As Windows 11 22H2 approaches, Windows 10 crashes

If you’re an IT pro, you’re probably still focused on Windows 10. Your network mostly runs it, Windows 11 is still in testing, and you’re not really sure when you’ll implement the year-old OS. If that sounds like you, congratulations – you look like most of the respondents to my unofficial, unscientific survey of what companies are planning to do with Windows 11.

Just over 89% reported that Windows 10 remains the key desktop operating system used on their network. The rest use Windows 7, with or without extended security updates (3.92%); Windows 11 (3.43%), Windows 8.1 (0.49%), macOS (0.49%) or Linux (0.49%). The few remaining respondents use a mix of Windows 10 and 11 and macOS.

Specifically, more than half (51.23%) of respondents do not know when they will launch Windows 11. In the past, IT professionals saw the release of a Windows service pack as an indicator to seriously launch a new operating system. Now that Microsoft has moved to a once-a-year feature release schedule, this week’s expected release of Windows 11 22H2 is the closest thing to that service pack marker.

But IT administrators don’t behave as if it were a normal package of services.

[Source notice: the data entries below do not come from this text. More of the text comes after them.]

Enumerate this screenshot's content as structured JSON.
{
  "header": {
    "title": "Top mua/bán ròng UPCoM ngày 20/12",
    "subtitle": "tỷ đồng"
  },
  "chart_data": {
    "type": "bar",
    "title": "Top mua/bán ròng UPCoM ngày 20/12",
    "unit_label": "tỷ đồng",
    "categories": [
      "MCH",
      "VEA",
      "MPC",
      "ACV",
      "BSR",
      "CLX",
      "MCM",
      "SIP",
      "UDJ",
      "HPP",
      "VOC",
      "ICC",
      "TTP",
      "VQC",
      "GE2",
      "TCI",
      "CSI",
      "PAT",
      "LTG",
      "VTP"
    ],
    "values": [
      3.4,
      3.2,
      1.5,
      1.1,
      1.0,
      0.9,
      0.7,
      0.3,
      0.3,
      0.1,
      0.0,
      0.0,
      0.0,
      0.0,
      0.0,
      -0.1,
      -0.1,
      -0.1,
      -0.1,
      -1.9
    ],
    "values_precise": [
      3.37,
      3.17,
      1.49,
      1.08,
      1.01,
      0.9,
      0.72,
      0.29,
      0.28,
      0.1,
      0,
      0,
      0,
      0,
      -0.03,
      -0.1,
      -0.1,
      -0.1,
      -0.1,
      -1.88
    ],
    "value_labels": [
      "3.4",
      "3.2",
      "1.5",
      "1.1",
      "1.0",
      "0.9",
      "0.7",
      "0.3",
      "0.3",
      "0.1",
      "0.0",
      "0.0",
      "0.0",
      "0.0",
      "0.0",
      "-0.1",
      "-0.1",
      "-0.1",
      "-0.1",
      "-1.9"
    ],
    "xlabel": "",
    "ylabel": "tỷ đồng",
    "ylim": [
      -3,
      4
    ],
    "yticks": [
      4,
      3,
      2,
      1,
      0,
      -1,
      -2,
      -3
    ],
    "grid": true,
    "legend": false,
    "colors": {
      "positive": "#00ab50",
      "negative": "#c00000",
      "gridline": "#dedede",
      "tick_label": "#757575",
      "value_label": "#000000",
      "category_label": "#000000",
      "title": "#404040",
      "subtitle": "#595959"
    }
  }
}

In fact, when I asked if IT professionals were currently using Windows 11, only 17% said yes; 57.81% are testing and 25% said they are evaluating other platforms.

So I asked the IT community what they expected most from the Windows 11 implementation.

Windows 11 word cloud Susanna Bradley

Windows 11 word cloud.

As you can see from the resulting Word Cloud, “Nothing” was the most popular answer. (embarrassing!)

But Windows 11 does they offer better security than Windows 10. And if you have the budget and hardware to implement it properly, here’s another reason why 22H2 should be welcome: it includes Smart App Control. This adds protection from malware (including new and emerging threats) by blocking malicious or untrustworthy applications. There is a problem, though: you have to enable it on a newly installed Windows 11 machine; it cannot be enabled on an existing distributed system and if you later disable the setting, it cannot be re-enabled.

Smart App Control works by comparing the apps launched on your system with Microsoft’s master list of apps in its database. If the application is listed, it can be run. If it is unknown, Smart App Control will check if it has a valid digital signature. If the application is unsigned or the signature is invalid, Smart App Control will block it.

Microsoft wants to make sure that only trusted applications are installed on systems; that’s why it requires the system to be built from scratch. While the feature may be useful for some businesses, it won’t be viable for my small business. I still have several key line-of-business applications that are installed without a digital signature. (I always note that these apps are not digitally signed and bypass the signing process. Clearly, these would be blocked if I tried to install them with Smart App Control in place.)

I am also concerned that Smart App Control does not address other security risks of Windows 10 and 11. Many attackers use what is called “living off the ground” to use and abuse DLLs and files already installed in the operating system. known technique for attacking a host without bringing much in the way of new code that will be reported by antivirus or other EDR tools.

But security doesn’t come first with Windows users (as evidenced by Word Cloud). In fact, when asked what they would do to fix Windows 11, the main concerns were about the location of the menu, the number of additional clicks needed to run tasks and widgets. (One person even suggested that Microsoft move to a once-a-year feature release cadence – a clear indication that Microsoft needs to do better with communication.

Finally, many people have pointed out the tightened hardware requirements for Windows 11, which means they have to purchase new systems before they can deploy Windows 11. I face the same difficult decision. While I can bypass the hardware requirements for testing purposes, I don’t want to bypass these hardware blocks.

Many see Windows 11 as equivalent to Windows Vista, a version of the operating system to live and wait until it comes next. Personally, I see this as a sign of Windows maturity. We’re not buying it for features like its new fancy menu. We buy it because it runs our business software. Windows 11 is still the most compatible operating system for companies firmly rooted in the Microsoft ecosystem. This won’t change anytime soon.